Read on for a quick 3-minute overview of how tokenized payments work and what it all means, so you can prepare your business for the realities of offering secure online payments.
What is a “tokenized payment”?
Tokenization is the practice of using a token (a generated series of digits) as a stand-in for sensitive data. This token is stored and/or transmitted in place of a primary account number (PAN) or credit card number, thereby allowing payment networks to process a transaction without exposing the customer’s bank details.
Proven approach or just a fad?
The practice of digital tokenization has been around since the turn of the twenty-first century.
And before that, tokenization “technology” existed in the analog world in the form of gaming tokens and casino chips.
But it’s understandable why some might balk at the buzzword.
Business owners who stand to gain the most from tokenized payments generally don’t need to understand the ins and outs of payment data security — only that they’re outsourcing the responsibility for this tried and tested practice to agencies who do.
How do tokenized payments work?
When a customer enters their payment details, their PAN is securely captured by a payment services provider (PSP) — this typically happens via an integrated module on an e-retailer’s website.
The PSP then creates a token based on the PAN, which is securely transmitted to the credit issuer (usually a bank) so they can authorize the payment.
Why are tokenized payments more secure?
Within a tokenized payment process, fewer parties have access to the customer’s PAN, which significantly reduces the opportunities for data leakage and unauthorised access.
In fact, the only time it’s necessary to “expose” a PAN is when the customer enters their card details for the very first time.
Even then, exposure is greatly limited.
Only the PSP has access to this information and is qualified to keep it safe within their PCI-DSS compliant vault.
After that, customers have the option to save their payment method, allowing the token to be used for future transactions and eliminating the need to enter sensitive data a second time.
Would payment tokenization suit my business?

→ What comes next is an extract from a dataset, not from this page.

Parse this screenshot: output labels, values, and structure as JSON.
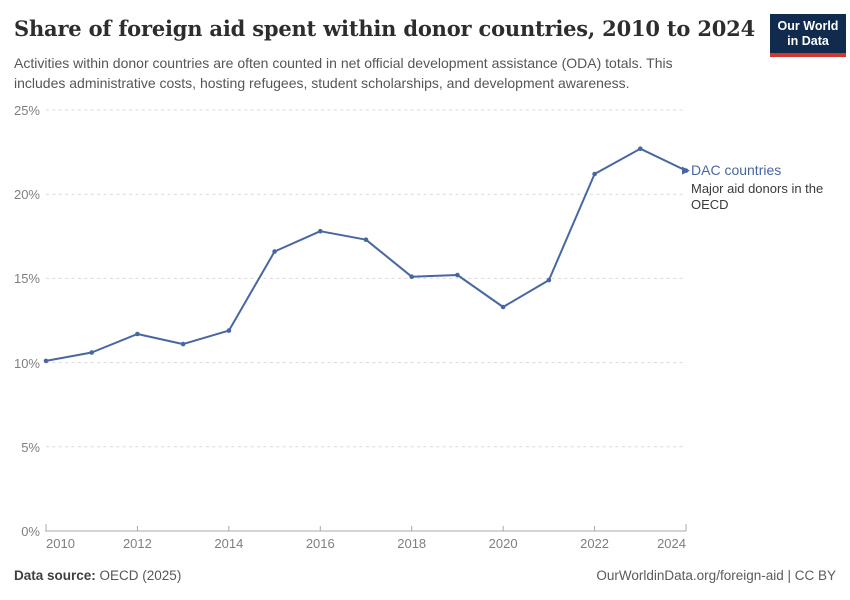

Performing your own payment processing comes with the responsibility to comply with the Payment Card Industry Data Security Standard (PCI-DSS), which can be laborious and costly for businesses who don’t have specialists on staff.
SMEs in the e-commerce space stand to realise massive cost savings through tokenization using a third party PSP, foregoing the ongoing costs associated with monitoring their data security and storage practices.
In addition, the ability to offer the convenience of future payments can increase conversion through smoother user experience and streamlined checkout process.
What next?
Payment tokenization is already commonplace among third-party payment providers, who’ve facilitated billions of secure online transactions since the inception of this practice.
And with Apple Pay, Samsung Pay and Google Pay already seeing impressive uptake in the last few years alone, we are certain to see more commercial applications of tokenized payments in the near future.